Between compassion fatigue, burnout, and pure exhaustion, healthcare professionals are constantly battling stress and are in need of outlets to process the constant barrage of high-stress scenarios, with substance abuse being a common response to these conditions. Even while helping others heal, substance use disorder and addiction can be prevalent among healthcare professionals, and understanding the trials they face can help destigmatize addiction in this important and strained community.
Understanding the Trials of Healthcare Workers
Healthcare professionals are exposed to traumas on a daily basis. Seeing victims of abuse or trauma victims following car crashes or acts of violence takes an emotional toll, and witnessing the effects of disease can add to these tense feelings. Delivering unfortunate diagnoses and information to patients or families can be difficult, and constant exposure to these events can equally desensitize an individual while still building up the emotional weight in the back of one’s head.
These struggles have only been even further exacerbated by the continued effects of the Covid-19 pandemic, increasing each individual’s workload and greatly extending hours. Nursing and healthcare turnover rates as a result of this stressful environment only continue to compound these effects, increasing the rate of burnout and the need for a break while being tasked with continuing to tackle the pandemic with strained and tired personnel.
Long hours and the inability to take a vacation can make an individual feel extraordinarily limited in their options, and the use of addictive substances can become a common alternative, even if one knows it is a destructive and dangerous practice.
Access to Substances and Knowledge
Healthcare professionals also work in close proximity to a wide variety of controlled substances and know the effects they have on an individual. This access to prescription drugs and intense substances can make their use seem like a tempting prospect.

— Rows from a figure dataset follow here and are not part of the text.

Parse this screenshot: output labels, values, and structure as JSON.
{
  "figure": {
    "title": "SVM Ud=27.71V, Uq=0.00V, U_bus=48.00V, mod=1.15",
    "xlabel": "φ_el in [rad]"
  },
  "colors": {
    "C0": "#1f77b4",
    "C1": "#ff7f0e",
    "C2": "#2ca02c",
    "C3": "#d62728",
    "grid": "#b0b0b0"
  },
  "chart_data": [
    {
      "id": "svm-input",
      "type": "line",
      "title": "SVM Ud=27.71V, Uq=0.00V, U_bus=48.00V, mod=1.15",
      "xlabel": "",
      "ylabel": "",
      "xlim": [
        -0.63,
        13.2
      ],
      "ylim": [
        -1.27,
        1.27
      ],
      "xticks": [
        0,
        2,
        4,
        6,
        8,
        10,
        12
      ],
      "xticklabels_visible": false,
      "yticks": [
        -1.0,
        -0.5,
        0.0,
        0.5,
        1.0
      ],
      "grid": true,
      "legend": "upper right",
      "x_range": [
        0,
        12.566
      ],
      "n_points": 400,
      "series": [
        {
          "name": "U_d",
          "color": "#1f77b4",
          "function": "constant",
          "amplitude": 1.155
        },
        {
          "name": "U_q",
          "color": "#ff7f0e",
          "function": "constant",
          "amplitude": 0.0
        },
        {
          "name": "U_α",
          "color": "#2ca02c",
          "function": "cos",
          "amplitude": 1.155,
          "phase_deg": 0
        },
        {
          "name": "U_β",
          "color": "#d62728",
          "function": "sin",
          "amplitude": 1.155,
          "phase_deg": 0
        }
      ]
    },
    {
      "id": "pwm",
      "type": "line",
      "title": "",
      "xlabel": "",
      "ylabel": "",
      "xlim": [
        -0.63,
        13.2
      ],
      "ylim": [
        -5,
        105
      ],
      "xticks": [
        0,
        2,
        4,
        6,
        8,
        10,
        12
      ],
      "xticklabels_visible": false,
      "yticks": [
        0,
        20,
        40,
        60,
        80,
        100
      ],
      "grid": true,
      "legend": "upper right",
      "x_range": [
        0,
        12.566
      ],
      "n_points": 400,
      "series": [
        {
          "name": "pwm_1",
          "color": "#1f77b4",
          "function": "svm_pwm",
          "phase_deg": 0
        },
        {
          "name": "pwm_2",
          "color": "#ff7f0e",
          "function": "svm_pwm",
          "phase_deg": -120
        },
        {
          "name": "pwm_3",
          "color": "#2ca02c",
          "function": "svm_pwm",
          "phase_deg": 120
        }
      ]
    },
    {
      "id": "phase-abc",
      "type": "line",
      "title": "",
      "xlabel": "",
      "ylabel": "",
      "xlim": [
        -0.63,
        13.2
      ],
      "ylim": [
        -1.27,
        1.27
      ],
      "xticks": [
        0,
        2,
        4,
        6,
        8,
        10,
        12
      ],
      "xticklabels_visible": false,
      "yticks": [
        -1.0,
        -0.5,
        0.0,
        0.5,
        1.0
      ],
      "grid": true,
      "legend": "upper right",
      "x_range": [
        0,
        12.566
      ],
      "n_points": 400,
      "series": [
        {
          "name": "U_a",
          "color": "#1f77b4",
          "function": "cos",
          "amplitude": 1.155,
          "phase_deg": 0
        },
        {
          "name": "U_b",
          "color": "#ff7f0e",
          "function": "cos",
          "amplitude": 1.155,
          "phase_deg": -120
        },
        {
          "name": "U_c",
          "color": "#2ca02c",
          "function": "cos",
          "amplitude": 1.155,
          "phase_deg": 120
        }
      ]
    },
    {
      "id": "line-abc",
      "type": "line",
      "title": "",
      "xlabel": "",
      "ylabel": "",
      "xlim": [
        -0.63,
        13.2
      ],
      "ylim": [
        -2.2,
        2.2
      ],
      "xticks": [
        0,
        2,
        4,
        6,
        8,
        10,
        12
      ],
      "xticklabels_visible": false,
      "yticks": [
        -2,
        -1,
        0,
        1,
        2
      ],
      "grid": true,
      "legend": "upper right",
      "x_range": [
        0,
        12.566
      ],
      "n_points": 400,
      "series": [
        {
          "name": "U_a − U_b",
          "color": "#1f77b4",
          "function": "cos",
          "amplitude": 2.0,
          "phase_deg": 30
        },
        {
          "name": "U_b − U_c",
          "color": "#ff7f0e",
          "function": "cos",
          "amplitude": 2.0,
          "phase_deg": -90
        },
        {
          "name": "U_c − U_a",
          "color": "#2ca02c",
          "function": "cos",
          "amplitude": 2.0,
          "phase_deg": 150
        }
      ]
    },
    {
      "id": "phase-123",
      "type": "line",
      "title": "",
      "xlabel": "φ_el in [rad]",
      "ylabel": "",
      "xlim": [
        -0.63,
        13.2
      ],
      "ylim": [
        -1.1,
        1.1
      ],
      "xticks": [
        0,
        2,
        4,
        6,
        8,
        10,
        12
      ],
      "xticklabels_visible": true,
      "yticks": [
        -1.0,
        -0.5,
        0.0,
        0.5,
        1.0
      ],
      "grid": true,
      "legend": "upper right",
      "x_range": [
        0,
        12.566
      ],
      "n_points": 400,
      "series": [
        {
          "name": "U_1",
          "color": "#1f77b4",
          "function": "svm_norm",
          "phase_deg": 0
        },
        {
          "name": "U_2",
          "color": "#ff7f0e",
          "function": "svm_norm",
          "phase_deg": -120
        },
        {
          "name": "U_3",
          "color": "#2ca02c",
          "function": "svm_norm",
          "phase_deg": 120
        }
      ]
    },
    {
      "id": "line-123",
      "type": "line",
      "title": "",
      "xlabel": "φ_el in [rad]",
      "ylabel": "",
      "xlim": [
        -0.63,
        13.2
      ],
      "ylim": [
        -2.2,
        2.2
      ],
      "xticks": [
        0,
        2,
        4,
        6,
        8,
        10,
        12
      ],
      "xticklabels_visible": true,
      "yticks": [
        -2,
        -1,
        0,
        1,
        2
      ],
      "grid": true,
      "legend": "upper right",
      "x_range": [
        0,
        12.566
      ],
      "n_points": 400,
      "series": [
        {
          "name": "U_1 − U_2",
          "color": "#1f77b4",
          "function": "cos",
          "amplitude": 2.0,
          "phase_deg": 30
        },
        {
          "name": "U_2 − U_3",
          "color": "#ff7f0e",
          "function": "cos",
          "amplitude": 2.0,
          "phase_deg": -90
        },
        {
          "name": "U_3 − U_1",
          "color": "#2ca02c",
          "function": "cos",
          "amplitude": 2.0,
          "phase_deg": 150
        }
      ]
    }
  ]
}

Coupled with the widespread availability of alcohol across the country, healthcare professionals have unique access to dangerous substances.

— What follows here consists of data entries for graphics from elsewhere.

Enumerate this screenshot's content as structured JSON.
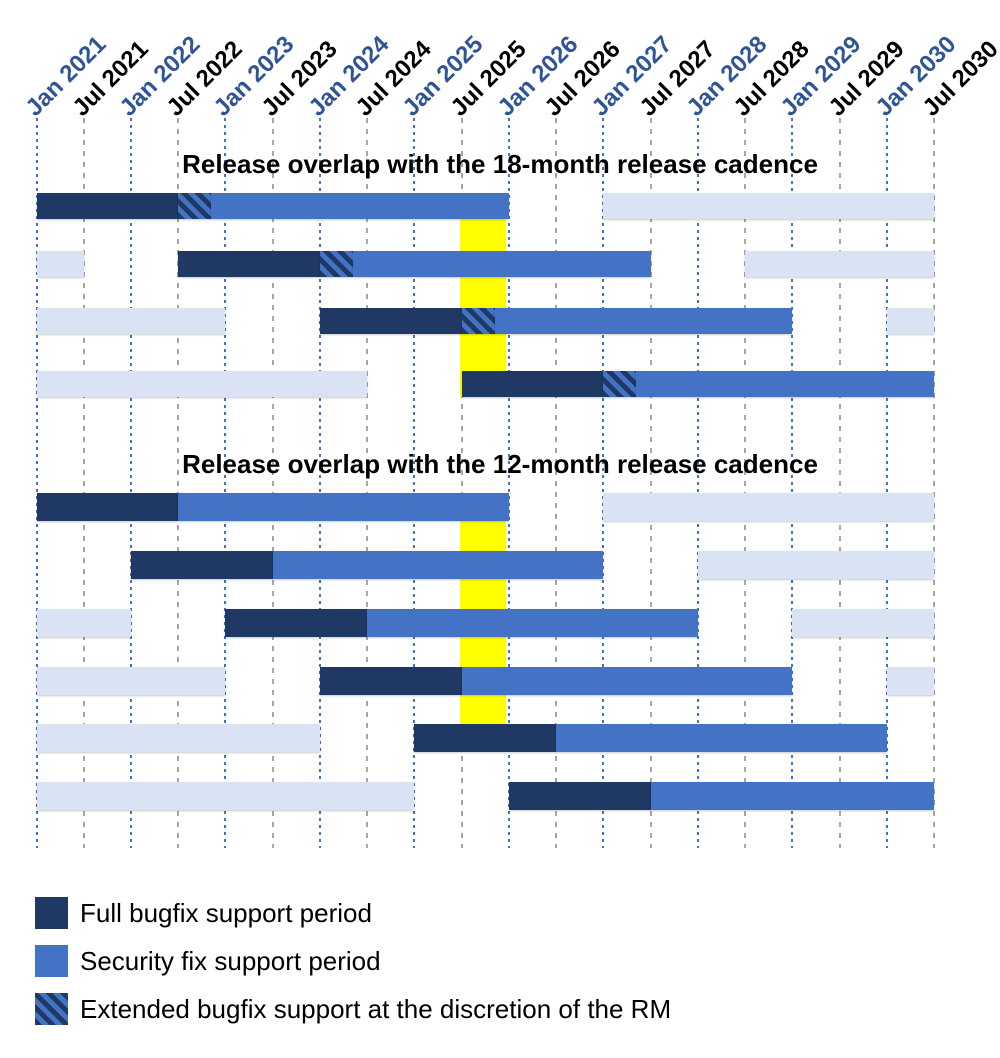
{
  "colors": {
    "full_bugfix": "#1f3864",
    "security_fix": "#4472c4",
    "other_cycle": "#dae3f3",
    "highlight": "#ffff00",
    "jan_label": "#2f5597",
    "jul_label": "#000000",
    "jan_gridline": "#4472c4",
    "jul_gridline": "#a6a6a6"
  },
  "chart_data": {
    "type": "gantt",
    "title": "",
    "x_axis": {
      "unit": "half-year ticks, decimal years (2021.0 = Jan 2021, 2021.5 = Jul 2021)",
      "range": [
        2021.0,
        2030.5
      ],
      "labels": [
        "Jan 2021",
        "Jul 2021",
        "Jan 2022",
        "Jul 2022",
        "Jan 2023",
        "Jul 2023",
        "Jan 2024",
        "Jul 2024",
        "Jan 2025",
        "Jul 2025",
        "Jan 2026",
        "Jul 2026",
        "Jan 2027",
        "Jul 2027",
        "Jan 2028",
        "Jul 2028",
        "Jan 2029",
        "Jul 2029",
        "Jan 2030",
        "Jul 2030"
      ]
    },
    "highlight_column": {
      "start": 2025.5,
      "end": 2026.0
    },
    "sections": [
      {
        "title": "Release overlap with the 18-month release cadence",
        "cadence_months": 18,
        "rows": [
          {
            "prev_end": null,
            "start": 2021.0,
            "full_end": 2022.5,
            "ext_end": 2022.85,
            "sec_end": 2026.0,
            "next_start": 2027.0
          },
          {
            "prev_end": 2021.5,
            "start": 2022.5,
            "full_end": 2024.0,
            "ext_end": 2024.35,
            "sec_end": 2027.5,
            "next_start": 2028.5
          },
          {
            "prev_end": 2023.0,
            "start": 2024.0,
            "full_end": 2025.5,
            "ext_end": 2025.85,
            "sec_end": 2029.0,
            "next_start": 2030.0
          },
          {
            "prev_end": 2024.5,
            "start": 2025.5,
            "full_end": 2027.0,
            "ext_end": 2027.35,
            "sec_end": 2030.5,
            "next_start": null
          }
        ]
      },
      {
        "title": "Release overlap with the 12-month release cadence",
        "cadence_months": 12,
        "rows": [
          {
            "prev_end": null,
            "start": 2021.0,
            "full_end": 2022.5,
            "ext_end": null,
            "sec_end": 2026.0,
            "next_start": 2027.0
          },
          {
            "prev_end": null,
            "start": 2022.0,
            "full_end": 2023.5,
            "ext_end": null,
            "sec_end": 2027.0,
            "next_start": 2028.0
          },
          {
            "prev_end": 2022.0,
            "start": 2023.0,
            "full_end": 2024.5,
            "ext_end": null,
            "sec_end": 2028.0,
            "next_start": 2029.0
          },
          {
            "prev_end": 2023.0,
            "start": 2024.0,
            "full_end": 2025.5,
            "ext_end": null,
            "sec_end": 2029.0,
            "next_start": 2030.0
          },
          {
            "prev_end": 2024.0,
            "start": 2025.0,
            "full_end": 2026.5,
            "ext_end": null,
            "sec_end": 2030.0,
            "next_start": null
          },
          {
            "prev_end": 2025.0,
            "start": 2026.0,
            "full_end": 2027.5,
            "ext_end": null,
            "sec_end": 2031.0,
            "next_start": null
          }
        ]
      }
    ],
    "legend": [
      {
        "key": "full_bugfix",
        "label": "Full bugfix support period"
      },
      {
        "key": "security_fix",
        "label": "Security fix support period"
      },
      {
        "key": "extended_bugfix",
        "label": "Extended bugfix support at the discretion of the RM"
      }
    ]
  }
}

Knowing the side effects of various drugs can falsely empower an individual to feel they are in control of their use or can moderate themselves, creating a dangerous precedent in one’s mind that can quickly lead to a substance use disorder or addiction.
Addressing Substance Abuse in Healthcare Professionals
While difficult, it is important to discuss addiction and substance use among healthcare professionals. Substance abuse and addiction can affect anyone, and nobody is immune to addiction regardless of one’s profession or education. One’s work performance, stress and frustration, mood swings, and work attendance can all be affected by one’s substance use to the detriment of one’s own health, professional status, and the wellness of one’s patients.

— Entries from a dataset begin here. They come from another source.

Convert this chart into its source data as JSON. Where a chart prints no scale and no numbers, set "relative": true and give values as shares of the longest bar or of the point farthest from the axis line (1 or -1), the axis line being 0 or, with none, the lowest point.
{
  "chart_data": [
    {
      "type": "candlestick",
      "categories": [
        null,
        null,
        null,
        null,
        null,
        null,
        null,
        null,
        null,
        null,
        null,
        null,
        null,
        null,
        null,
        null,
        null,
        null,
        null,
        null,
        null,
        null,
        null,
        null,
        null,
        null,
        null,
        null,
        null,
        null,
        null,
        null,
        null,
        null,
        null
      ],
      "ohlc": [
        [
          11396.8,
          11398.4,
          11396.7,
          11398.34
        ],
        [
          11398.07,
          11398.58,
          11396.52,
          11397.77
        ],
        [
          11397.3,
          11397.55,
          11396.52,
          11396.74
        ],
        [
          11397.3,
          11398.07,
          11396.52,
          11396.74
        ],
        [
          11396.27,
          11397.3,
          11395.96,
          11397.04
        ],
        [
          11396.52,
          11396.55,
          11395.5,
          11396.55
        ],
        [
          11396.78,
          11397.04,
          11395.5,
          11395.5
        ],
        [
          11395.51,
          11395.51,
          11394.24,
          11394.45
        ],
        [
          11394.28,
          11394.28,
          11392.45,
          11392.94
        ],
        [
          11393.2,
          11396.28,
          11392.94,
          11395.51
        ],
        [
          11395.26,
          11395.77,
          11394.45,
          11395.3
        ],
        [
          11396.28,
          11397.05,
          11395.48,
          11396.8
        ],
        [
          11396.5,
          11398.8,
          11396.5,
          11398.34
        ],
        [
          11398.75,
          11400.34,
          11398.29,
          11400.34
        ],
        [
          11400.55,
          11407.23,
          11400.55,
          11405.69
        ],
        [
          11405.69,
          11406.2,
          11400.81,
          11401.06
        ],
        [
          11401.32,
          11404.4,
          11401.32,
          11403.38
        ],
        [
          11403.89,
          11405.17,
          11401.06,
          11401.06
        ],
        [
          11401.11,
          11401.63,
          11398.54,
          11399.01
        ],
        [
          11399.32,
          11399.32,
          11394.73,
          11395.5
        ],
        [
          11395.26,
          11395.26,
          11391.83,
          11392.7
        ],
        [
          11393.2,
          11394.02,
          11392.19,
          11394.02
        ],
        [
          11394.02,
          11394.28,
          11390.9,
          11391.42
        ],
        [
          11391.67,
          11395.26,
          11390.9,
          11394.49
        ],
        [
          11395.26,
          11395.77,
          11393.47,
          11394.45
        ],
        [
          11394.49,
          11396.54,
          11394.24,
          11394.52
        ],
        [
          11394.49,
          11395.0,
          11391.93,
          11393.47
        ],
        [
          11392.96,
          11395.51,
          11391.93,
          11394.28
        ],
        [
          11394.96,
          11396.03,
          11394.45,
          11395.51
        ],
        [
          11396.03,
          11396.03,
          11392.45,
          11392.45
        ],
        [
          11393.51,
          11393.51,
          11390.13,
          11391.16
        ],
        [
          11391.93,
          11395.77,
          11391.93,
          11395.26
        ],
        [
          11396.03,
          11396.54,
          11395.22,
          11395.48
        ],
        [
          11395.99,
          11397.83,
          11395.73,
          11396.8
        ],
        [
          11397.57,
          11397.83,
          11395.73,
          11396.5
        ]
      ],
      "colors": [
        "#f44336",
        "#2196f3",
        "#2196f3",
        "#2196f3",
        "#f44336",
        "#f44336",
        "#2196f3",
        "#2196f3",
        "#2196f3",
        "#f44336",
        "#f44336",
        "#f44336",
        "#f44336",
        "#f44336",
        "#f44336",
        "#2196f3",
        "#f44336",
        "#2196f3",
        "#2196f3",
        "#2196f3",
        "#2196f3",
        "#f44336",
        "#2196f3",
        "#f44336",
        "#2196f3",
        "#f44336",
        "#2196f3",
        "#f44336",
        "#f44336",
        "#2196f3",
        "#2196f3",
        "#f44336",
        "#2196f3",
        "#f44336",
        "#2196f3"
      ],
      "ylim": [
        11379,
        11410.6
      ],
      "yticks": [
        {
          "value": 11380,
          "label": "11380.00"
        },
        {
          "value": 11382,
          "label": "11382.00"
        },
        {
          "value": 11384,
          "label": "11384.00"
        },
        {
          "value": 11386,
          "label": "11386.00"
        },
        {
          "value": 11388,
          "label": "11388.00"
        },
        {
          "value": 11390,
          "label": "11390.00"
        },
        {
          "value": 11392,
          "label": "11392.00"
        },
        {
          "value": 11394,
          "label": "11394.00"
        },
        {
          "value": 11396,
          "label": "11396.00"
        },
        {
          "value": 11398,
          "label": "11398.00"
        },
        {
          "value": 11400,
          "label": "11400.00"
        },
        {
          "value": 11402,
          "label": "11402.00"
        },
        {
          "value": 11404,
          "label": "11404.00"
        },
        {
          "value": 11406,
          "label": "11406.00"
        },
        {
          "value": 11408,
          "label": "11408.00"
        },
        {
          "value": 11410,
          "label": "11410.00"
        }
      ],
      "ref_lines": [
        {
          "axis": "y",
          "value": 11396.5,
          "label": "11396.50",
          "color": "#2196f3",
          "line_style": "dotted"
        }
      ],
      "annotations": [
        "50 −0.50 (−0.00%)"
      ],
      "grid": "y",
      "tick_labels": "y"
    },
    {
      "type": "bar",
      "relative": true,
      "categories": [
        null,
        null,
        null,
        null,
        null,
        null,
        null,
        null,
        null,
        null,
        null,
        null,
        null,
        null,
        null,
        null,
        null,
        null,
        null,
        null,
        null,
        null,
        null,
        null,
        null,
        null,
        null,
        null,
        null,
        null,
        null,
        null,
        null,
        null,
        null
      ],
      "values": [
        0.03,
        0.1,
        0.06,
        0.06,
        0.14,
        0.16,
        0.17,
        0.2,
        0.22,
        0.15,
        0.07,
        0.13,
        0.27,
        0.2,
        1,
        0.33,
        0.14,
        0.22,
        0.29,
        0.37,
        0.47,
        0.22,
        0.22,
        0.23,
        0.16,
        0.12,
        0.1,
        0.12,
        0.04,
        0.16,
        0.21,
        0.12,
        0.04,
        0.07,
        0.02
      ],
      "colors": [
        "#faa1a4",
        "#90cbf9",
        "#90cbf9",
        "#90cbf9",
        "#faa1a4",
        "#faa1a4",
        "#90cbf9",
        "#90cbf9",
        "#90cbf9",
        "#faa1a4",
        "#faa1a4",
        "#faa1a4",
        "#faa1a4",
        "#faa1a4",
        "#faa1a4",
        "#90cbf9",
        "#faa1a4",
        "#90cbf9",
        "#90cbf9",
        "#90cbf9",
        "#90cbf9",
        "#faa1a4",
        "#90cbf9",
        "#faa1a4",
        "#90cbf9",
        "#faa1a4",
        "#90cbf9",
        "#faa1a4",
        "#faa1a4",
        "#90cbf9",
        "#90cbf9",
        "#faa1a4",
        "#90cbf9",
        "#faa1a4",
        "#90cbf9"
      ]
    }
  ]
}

The topic of substance abuse is a delicate one, but it is essential to create a sense of solidarity and community to face these tumultuous, stressful times and find alternative coping strategies.
For some, this can mean getting together with coworkers and peers to discuss the struggles that these professionals face every day. Others may want to go in the opposite direction and turn off their phones or limit access to information while not on the clock to distance themselves from the stresses of the workplace. Determining the kinds of boundaries that each individual wants to set is the first step towards creating a healthier balance between workplace stresses and one’s home life.
Finding a Community
It can be difficult to articulate how the work environment affects an individual on a personal level. Coupled with the national attention to the coronavirus, as well as the misinformation, doubt, and the birth of new variants therein, the idea that Covid-19 can be overcome can feel like a pipe dream, adding a sense of uncertainty that only increases one’s fatigue. Communities of peers are essential in sharing this unique perspective while developing personalized strategies pertinent to one’s profession.
Acknowledging the trials that healthcare professionals face is essential in deconstructing the stigmas that surround this championed role in a community. Supporting healthcare professionals through this worldwide pandemic means not just understanding that they work long hours and in stressful environments but also allowing healthcare professionals to be people with their own needs outside of the workplace for their own mental, physical, and emotional health.